Every time you purchase a Life Insurance policy, you are subject to a process called underwriting. Underwriting is a mechanism of classifying and selecting risks. Life Insurance is quite unlike other Financial Products in the sense that it isn’t really an “off the shelf” purchase, but rather a customized risk-transfer solution, in a manner of speaking. The Life Insurance company evaluates the particulars of each applicant individually, and accordingly takes a call on whether or not it makes financial sense for them to take on the risk. Therefore, the form that’s filled out for Life Insurance isn’t called an application form, but rather a ‘proposal form’; given that the client is proposing that the Life Insurer in question takes on the risk associated with the potential loss of his or her life.
Underwriting is a critical function in any life insurance business; mistakes from the underwriting team can prove very costly to them indeed. It is the underwriters who price insurance products based on risks, and take a go/no go decision on each applicant.
The underlying premise of underwriting is the fact that each individual, based on a combination of factors (smoking and drinking habits, body weight and occupation, for starters) has a certain probability of losing their life during the course of the policy. Based on this probability, the individual is assigned to a risk pool and charged a premium accordingly.

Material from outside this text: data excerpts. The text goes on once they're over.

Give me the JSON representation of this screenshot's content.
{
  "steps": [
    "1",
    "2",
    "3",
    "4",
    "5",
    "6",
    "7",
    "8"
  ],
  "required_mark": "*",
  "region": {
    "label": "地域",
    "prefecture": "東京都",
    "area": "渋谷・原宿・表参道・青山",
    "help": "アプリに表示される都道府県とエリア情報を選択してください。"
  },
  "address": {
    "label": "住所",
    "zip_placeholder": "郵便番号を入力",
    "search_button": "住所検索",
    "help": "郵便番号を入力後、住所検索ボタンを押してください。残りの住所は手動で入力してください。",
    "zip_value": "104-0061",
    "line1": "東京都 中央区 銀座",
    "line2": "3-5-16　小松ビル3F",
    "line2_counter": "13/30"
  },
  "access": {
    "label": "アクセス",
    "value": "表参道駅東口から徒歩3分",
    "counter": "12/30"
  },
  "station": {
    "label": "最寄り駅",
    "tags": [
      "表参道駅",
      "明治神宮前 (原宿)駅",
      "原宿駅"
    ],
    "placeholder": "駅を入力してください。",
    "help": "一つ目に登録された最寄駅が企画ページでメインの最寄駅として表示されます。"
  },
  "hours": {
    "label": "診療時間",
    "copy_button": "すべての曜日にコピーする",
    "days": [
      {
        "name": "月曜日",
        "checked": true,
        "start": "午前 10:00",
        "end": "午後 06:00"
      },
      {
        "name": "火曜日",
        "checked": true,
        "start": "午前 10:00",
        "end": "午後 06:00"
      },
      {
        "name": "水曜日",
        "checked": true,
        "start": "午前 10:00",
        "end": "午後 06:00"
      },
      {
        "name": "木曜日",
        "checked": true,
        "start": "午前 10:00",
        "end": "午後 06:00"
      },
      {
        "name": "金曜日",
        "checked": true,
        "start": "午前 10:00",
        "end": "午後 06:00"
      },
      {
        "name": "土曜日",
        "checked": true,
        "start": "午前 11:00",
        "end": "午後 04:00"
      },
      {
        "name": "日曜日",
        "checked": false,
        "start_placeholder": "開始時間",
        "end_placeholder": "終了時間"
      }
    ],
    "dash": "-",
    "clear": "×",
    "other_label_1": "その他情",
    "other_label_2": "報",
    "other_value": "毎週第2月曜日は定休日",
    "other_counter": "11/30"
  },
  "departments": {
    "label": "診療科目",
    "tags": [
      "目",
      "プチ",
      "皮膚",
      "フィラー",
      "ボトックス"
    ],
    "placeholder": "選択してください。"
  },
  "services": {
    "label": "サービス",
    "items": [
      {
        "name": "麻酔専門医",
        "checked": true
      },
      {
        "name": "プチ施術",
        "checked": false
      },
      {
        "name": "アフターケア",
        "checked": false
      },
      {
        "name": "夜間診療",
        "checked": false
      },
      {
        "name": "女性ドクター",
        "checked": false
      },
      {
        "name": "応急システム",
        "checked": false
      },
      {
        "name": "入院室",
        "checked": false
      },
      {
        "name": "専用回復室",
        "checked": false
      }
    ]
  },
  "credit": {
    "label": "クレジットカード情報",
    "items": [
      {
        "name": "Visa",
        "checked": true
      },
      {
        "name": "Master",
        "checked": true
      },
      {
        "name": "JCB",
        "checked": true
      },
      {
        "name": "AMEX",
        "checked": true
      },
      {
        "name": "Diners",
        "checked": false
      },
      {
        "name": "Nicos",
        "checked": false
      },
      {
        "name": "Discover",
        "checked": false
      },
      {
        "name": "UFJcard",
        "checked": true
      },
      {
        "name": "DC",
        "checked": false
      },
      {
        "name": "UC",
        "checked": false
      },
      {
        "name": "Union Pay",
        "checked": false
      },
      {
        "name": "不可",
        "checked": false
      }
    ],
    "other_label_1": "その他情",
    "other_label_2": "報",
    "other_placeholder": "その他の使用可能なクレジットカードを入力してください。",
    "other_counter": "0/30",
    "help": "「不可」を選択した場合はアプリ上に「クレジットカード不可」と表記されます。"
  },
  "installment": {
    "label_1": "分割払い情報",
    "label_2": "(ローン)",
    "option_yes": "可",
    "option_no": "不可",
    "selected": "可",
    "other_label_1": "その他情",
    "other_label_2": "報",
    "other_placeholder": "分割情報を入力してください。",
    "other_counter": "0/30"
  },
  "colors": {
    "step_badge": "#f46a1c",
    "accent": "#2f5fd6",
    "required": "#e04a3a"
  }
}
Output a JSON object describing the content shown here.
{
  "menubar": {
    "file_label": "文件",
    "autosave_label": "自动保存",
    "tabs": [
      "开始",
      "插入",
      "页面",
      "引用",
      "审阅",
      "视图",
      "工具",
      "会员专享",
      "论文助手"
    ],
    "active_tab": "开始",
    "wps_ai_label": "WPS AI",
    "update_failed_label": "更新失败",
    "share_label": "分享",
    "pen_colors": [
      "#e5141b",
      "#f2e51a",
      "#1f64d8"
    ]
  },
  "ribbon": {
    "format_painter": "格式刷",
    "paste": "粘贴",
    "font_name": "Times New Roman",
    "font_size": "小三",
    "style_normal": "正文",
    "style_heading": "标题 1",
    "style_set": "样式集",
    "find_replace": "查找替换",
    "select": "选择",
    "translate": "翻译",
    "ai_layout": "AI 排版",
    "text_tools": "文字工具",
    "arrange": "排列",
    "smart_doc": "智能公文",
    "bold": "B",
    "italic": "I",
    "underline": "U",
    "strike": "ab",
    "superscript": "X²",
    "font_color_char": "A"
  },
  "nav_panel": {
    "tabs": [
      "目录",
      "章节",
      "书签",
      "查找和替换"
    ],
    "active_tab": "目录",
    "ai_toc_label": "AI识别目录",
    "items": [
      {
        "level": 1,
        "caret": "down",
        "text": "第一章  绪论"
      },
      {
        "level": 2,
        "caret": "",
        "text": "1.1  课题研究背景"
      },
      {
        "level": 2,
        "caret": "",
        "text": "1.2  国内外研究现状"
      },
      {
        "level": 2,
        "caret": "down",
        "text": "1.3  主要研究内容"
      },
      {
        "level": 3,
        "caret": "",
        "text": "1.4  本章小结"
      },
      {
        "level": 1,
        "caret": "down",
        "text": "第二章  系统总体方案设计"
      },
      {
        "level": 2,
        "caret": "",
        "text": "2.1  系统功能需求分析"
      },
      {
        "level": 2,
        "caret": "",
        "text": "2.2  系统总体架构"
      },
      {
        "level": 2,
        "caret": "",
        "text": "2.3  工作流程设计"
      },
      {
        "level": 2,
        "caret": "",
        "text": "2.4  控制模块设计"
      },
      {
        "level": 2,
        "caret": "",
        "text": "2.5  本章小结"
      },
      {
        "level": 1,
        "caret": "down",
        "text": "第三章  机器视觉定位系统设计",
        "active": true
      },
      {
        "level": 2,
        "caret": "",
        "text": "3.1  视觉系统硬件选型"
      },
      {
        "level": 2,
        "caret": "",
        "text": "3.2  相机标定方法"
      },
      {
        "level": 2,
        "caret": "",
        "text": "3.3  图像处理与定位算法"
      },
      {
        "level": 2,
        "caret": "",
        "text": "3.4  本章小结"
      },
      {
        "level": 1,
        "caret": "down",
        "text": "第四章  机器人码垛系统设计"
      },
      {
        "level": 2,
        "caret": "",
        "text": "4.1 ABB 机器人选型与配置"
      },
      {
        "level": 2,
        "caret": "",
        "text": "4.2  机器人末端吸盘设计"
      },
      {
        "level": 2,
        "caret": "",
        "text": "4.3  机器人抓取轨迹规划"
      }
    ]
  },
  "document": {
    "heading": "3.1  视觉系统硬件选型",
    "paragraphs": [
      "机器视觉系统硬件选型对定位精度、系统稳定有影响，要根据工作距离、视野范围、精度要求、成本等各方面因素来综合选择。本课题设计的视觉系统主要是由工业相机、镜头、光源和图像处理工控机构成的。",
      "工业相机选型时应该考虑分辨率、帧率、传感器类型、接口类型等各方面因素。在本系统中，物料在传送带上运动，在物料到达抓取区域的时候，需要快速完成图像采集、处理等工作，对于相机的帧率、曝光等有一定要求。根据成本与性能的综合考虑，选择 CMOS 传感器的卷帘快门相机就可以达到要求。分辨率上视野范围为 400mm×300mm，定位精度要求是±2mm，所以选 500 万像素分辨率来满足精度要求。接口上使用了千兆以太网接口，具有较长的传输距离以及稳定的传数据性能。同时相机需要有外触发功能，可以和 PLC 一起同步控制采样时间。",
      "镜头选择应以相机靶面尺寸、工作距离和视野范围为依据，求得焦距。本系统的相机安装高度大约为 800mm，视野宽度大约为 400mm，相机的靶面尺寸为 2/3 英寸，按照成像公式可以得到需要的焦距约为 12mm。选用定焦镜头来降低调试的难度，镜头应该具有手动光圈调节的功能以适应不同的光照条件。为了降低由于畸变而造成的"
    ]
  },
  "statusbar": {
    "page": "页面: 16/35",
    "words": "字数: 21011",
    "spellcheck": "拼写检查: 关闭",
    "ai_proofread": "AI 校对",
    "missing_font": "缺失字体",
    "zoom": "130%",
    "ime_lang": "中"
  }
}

Other critical factors that contribute to the underwriting decision are the applicant’s family medical history, dangerous hobbies, and past illnesses. For instance, the life insurance application of a past Cancer patient, even in complete remission, will be classified as a substandard risk and be priced accordingly.
The process of underwriting begins with the proposer filling out the application form. Even seemingly mundane details such as age or income bracket have a bearing on the underwriting decision; for instance, the probability of dying increases with age, and an individual’s income level will help determine whether the coverage applied for is justified or not. For instance, an auto rickshaw driver earning Rs. 15,000 per month will likely not be provided a life cover of Rs. 1 crore, as his current income wouldn’t justify it.
The underwriting team is expected to apply rationality and sound judgement in looking beyond the details furnished in the application form, in order to protect the insurer from cases of adverse selection and moral hazard.
Adverse selection refers to a scenario where a risk that is insured is more likely than its overall group to experience a loss, as a result of information asymmetry between the proposer and insurer. For instance, a 30-year-old man who is secretly ill or believes he may die soon, is more likely to apply for a Life Insurance policy than other 30-year-old men. The underwriter needs to ensure that too many such substandard risks are not accepted into the pool. A tricky job indeed!
Moral hazards can best be described by the phrase “worth more dead than alive”. Life Insurers need to do their best to ensure that the act of transferring risk does not increase the probability that the insured persons will end their own life, or that another will end their life. The proposers mental state – especially depression risk - plays a key role in determining moral hazard. Underwriters also need to consider the fact that the insured’s behaviour may change after transferring their risk (for instance, they may take up smoking or start engaging in life threatening adventure sports). An applicant’s financial strength plays a key role in determining the moral hazard risk associated with any applicant. Therefore, Life Insurers insist on knowing how much death benefit is already riding on you even before you apply for a policy with them, lest theirs becomes the last straw on the camel’s back! Most insurers place strict limits on the maximum times current income they will consider as incremental death benefit, keeping your existing coverage amounts in consideration.
Based on one or more of the above factors, your proposal form could come back to you with a revised quote or with a declination notice. If the quote is revised upwards, it’s your prerogative to accept it or not.
In my experience, most Insurance Agents in India take the process of filling out the proposal form very frivolously. Clients are more than happy to hand over the form filling responsibilities to their agents, mistakenly assuming that falsification of information will not have ramifications later. Claim settlement ratios for many life insurers are in the 70-80 per cent range, meaning that 20 or 30 out of every 100 death claims get declined. This usually happens because information wasn’t properly recorded at the proposal stage. Often, even families of well-intentioned insurance buyers suffer, purely due to their carelessness. It would be wise to furnish all proposal stage information carefully and accurately, filing out the form yourself. Even if you pass through the underwriting hoop by intentionally or inadvertently furnishing wrong information about yourself, the policy issues thus will likely just be a piece of paper and nothing else.